Bus aik harfay dilaraam hee naheen warna
Samastoun ko bohat shoro shar muyyasar hai
Yaqoob Khawar has baffled me. His poetry collection ‘Harfay Dilaraam’ is enigmatic, primal, incantatory, capricious, fabled, opinionated, extremely agreeable, and intensely unpredicted, in other words multi-faceted,
I read a few ‘ghazals’ and loved them, then read some more and loved them, and so on and so forth. But when I crossed a section of his ‘ghazals’, it turned out to be a clamorous and splendid, religious and material, celestial and humdrum dissonance of tones:
Aik jaanub kashtiyay jaan laykay main jaanay laga
Tub w oh darya dil se aankhoun ki taraf aanay laga
Jab saray rahay achanuk rubru hum aayay tu
Satpata kar kiyun har ek doojay se katraanay laga
Der tuk khamoush hee chaltay rahay ek simt hum
Es tarah hutch who mujay main us ko samjaanay laga
Aik muddat baad shub khawboun ki who bearish hui
Dashtay dil mein har kaheen sabza sa lehraanay laga
Sarkhushiyay wasl apni jaa haya apni jaga
Ishq akhar sharmageen shokhi se sharmaanay laga
This isn’t a poetry that shakes the reader courteously. It’s far too methodical and sedate. It’s like a buzz growing ceaselessly louder until the language rushes toward you like a swarm of fuming bees; yet also, at the same time, flows toward you with a syrupy flood of honey:
Mohabbat bhe zaroori aabo daana bhe zaroori tha
Wafa ki taazgi ko yeh bahana bhe zaroori tha
Paray parwaz kafi hai fazayay baykaran lekin
Woh chashmay muntazar woh aashyana bhe zaroori tha
Gharooray hosla mandi ki koi hud naheen taahum
Hayaatay bayamaan koi thakaana bhe zaroori tha
Main khakh zaad abhi tuk zameen pe rehta houn
Falak nasheen kabhi moqa milay tu aa jaana
Milan taqdeer se tha ab bicharna bhe moqaddar hai
Zara cee baat par acha naheen dilgeer ho jaana
Bohat qareeb hai dil se magar naheen milta
Yeh sochta houn who kia souch kar naheen milta
Kabhi na houn tu meray dar pe dastkain dey ga
Main jab bhe jayoun tu who apnay ghar naheen milta
While reading his dow ghazlays and shish ghazlays, here are some terms, phrases that arose during my first textual incursion into his poetry collection: caravan, potpourri, language-drunk and idea-drunk.
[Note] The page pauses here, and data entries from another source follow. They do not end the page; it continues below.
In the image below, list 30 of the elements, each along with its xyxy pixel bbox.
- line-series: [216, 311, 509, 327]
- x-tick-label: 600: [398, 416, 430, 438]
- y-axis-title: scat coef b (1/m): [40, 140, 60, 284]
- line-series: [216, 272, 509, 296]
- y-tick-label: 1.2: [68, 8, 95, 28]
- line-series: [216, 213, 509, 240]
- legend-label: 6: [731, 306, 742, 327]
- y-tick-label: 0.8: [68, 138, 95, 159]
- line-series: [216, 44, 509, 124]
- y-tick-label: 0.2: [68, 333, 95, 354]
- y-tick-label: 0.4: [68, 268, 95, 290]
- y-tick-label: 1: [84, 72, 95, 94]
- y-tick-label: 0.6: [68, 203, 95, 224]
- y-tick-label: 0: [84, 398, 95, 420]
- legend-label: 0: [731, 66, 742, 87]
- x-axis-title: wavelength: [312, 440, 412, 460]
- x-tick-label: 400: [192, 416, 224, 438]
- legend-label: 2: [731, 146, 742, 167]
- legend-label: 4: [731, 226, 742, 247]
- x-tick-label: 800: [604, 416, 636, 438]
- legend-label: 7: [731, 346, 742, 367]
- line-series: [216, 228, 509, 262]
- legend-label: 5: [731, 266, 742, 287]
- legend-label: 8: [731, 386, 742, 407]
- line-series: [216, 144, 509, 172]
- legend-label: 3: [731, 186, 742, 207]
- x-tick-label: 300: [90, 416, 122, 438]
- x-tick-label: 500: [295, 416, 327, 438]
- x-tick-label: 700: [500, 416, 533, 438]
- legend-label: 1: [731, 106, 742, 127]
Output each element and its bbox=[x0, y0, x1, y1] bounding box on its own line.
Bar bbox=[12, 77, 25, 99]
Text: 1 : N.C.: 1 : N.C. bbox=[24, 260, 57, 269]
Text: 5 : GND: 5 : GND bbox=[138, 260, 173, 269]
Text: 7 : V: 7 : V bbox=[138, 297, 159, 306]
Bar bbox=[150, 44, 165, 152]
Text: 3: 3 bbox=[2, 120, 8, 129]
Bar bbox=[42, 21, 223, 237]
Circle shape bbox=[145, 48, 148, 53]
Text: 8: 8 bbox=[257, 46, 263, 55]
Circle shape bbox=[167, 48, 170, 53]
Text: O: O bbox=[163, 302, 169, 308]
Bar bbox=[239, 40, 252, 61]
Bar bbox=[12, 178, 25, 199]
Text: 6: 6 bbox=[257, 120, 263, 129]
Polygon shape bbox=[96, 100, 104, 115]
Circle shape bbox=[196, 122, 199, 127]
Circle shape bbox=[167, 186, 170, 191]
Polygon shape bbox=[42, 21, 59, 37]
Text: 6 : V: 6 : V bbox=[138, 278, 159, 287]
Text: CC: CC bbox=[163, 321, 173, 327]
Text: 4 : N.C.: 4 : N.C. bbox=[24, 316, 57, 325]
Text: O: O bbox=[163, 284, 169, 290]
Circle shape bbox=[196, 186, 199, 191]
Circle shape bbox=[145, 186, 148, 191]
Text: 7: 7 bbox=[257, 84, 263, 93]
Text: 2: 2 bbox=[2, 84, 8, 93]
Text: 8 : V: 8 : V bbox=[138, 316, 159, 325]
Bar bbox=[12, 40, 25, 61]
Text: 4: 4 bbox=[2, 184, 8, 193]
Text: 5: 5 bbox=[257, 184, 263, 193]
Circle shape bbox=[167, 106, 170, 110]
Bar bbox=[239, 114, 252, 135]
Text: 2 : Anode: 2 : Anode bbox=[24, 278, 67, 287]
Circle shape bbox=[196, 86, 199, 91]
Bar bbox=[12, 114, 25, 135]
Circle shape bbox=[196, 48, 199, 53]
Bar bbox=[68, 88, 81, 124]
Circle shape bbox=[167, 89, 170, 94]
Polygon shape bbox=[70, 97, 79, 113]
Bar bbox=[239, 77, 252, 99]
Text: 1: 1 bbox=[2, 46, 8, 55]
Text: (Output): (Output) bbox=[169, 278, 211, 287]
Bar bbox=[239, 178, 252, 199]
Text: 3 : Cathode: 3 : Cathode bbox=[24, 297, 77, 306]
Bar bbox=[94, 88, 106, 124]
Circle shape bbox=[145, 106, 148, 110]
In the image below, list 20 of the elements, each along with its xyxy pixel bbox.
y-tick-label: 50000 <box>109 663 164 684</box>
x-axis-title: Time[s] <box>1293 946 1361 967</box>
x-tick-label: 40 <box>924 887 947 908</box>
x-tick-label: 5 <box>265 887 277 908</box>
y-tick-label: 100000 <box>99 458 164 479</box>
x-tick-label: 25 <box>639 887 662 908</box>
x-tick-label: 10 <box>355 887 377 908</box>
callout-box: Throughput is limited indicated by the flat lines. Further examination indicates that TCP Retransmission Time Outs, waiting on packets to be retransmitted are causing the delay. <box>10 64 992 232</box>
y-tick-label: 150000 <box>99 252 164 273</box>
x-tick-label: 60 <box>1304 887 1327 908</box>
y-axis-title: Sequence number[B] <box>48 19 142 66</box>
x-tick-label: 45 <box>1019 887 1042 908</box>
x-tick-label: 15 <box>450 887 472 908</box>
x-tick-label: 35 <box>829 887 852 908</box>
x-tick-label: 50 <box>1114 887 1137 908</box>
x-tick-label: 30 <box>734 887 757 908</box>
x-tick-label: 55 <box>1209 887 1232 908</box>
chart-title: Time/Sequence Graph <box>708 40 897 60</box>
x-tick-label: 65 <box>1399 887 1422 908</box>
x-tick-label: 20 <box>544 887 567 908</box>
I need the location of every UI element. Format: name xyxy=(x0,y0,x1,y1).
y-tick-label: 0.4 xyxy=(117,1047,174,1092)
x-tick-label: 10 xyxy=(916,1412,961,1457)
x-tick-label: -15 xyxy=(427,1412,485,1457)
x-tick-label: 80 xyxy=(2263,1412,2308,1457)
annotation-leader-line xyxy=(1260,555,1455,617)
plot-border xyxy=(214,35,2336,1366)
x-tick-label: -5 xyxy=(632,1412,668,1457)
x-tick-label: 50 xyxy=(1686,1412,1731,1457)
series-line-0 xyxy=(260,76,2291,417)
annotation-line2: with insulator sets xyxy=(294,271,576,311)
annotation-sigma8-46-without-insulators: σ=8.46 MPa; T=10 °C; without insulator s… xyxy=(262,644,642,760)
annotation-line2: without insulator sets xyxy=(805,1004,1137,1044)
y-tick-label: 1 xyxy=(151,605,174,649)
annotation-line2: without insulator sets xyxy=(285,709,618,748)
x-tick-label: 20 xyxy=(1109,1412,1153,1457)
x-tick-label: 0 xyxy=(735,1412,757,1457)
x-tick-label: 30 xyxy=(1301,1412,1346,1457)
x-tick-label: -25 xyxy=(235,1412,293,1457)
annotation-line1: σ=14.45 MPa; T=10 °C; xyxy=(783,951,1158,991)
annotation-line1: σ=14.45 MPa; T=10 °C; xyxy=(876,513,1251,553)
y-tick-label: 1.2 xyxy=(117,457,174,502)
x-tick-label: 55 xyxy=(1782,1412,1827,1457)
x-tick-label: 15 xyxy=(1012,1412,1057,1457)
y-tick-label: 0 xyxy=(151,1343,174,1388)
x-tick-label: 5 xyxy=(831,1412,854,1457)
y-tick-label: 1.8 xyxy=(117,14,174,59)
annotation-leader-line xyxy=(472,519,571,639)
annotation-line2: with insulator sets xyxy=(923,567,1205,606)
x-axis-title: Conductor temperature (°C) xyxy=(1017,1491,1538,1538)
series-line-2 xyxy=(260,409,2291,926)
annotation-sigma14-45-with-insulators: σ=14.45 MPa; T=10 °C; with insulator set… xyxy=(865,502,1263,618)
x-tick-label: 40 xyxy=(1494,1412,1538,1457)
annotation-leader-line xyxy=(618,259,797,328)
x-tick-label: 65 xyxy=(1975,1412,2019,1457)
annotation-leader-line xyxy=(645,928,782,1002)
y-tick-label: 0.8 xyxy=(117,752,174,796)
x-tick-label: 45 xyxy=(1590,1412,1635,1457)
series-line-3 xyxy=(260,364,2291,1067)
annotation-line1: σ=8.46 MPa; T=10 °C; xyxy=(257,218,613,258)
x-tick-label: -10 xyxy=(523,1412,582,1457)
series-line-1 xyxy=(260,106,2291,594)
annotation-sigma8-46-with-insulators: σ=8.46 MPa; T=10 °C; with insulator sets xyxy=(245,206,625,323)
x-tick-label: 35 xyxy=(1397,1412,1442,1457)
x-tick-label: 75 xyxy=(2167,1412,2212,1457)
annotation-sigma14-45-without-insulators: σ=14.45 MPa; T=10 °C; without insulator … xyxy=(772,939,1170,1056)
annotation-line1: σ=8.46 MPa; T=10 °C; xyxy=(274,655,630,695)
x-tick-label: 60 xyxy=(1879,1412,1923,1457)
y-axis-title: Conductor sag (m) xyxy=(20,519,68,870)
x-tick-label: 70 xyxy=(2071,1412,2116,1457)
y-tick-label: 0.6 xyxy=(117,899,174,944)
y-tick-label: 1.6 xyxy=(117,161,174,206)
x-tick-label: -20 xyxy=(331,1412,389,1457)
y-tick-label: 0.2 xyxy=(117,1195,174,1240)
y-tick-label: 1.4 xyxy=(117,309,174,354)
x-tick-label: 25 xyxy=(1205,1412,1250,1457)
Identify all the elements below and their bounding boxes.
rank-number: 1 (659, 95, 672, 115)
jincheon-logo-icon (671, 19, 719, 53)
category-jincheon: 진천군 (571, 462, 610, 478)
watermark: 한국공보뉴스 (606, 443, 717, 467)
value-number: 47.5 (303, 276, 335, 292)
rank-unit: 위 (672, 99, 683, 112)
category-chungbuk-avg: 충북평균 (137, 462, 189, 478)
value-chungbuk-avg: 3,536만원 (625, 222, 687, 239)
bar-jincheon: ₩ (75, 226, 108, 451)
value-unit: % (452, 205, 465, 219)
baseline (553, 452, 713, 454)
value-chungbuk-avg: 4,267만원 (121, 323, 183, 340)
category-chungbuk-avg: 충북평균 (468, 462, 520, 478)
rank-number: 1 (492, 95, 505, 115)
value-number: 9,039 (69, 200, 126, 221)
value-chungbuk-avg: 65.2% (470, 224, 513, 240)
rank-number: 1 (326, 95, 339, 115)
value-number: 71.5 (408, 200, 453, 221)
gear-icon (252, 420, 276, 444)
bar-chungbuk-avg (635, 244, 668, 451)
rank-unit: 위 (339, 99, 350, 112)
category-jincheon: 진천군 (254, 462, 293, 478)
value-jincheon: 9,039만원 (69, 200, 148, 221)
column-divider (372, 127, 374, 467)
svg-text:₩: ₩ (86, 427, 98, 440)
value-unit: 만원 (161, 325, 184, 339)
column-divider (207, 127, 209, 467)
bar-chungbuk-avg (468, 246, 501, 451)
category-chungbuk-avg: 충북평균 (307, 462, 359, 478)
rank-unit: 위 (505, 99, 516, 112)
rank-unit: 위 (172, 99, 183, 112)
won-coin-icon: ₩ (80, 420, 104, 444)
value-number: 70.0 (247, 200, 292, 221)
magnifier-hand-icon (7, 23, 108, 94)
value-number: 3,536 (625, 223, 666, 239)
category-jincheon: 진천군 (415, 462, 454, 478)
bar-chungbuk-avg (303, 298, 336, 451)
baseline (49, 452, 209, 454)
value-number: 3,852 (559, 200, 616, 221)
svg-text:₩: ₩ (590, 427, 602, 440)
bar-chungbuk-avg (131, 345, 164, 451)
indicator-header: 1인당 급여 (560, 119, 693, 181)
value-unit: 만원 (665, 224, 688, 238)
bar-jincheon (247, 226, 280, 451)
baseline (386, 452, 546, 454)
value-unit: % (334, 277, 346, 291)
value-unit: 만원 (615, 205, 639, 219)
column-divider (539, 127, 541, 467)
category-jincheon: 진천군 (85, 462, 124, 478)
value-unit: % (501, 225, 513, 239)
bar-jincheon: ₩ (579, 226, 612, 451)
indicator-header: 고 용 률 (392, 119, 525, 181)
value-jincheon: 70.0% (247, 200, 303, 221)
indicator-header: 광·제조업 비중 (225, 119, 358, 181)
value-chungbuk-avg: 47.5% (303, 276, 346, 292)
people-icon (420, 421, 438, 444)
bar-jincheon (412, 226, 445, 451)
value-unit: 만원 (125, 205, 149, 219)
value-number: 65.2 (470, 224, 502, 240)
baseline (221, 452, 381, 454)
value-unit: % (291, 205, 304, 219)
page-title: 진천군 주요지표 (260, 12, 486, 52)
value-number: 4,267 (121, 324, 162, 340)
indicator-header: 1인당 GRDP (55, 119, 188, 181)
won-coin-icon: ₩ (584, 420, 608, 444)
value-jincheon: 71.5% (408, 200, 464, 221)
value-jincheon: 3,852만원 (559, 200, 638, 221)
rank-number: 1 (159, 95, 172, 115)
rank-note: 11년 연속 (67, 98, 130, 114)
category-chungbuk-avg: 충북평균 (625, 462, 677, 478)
Some readers of his ghazals may stand outside the text, just peering in. His text poses a reader’s test, making marks in the book, jotting some questions, underlining places where he feels intense emotions, folding down corners of the ‘ghazals’ he likes best and sometimes not even sure why.
If some of his poems confuse you, or its weird rhyming scheme has you baffled, still read on. Merely adhering fairly strictly to the rhyme-scheme rules does not make a good poetry. Opening couplet (‘matla’) sets up a scheme of rhyme–called ‘qafia’; and refrain, called ‘radif’. This scheme takes place in the second line of each succeeding couplet. That is, once a poet establishes the scheme, he becomes its slave. This is exactly what his ‘dow ghazlays’ and ‘shish ghazlays’ reflect. Watching him pull ‘qafia’-words out of his hat seems like rebellion of words.
This poetry collection is so rich and deft, restrained and sharp, uncommon and challenging, yet it is possible to say what this is actually about. It is highly personal and subjective. This is the kind of book that speaks for itself. Some verses shine like a necklace among stones and some have a different lustre in a dazzling seclusion.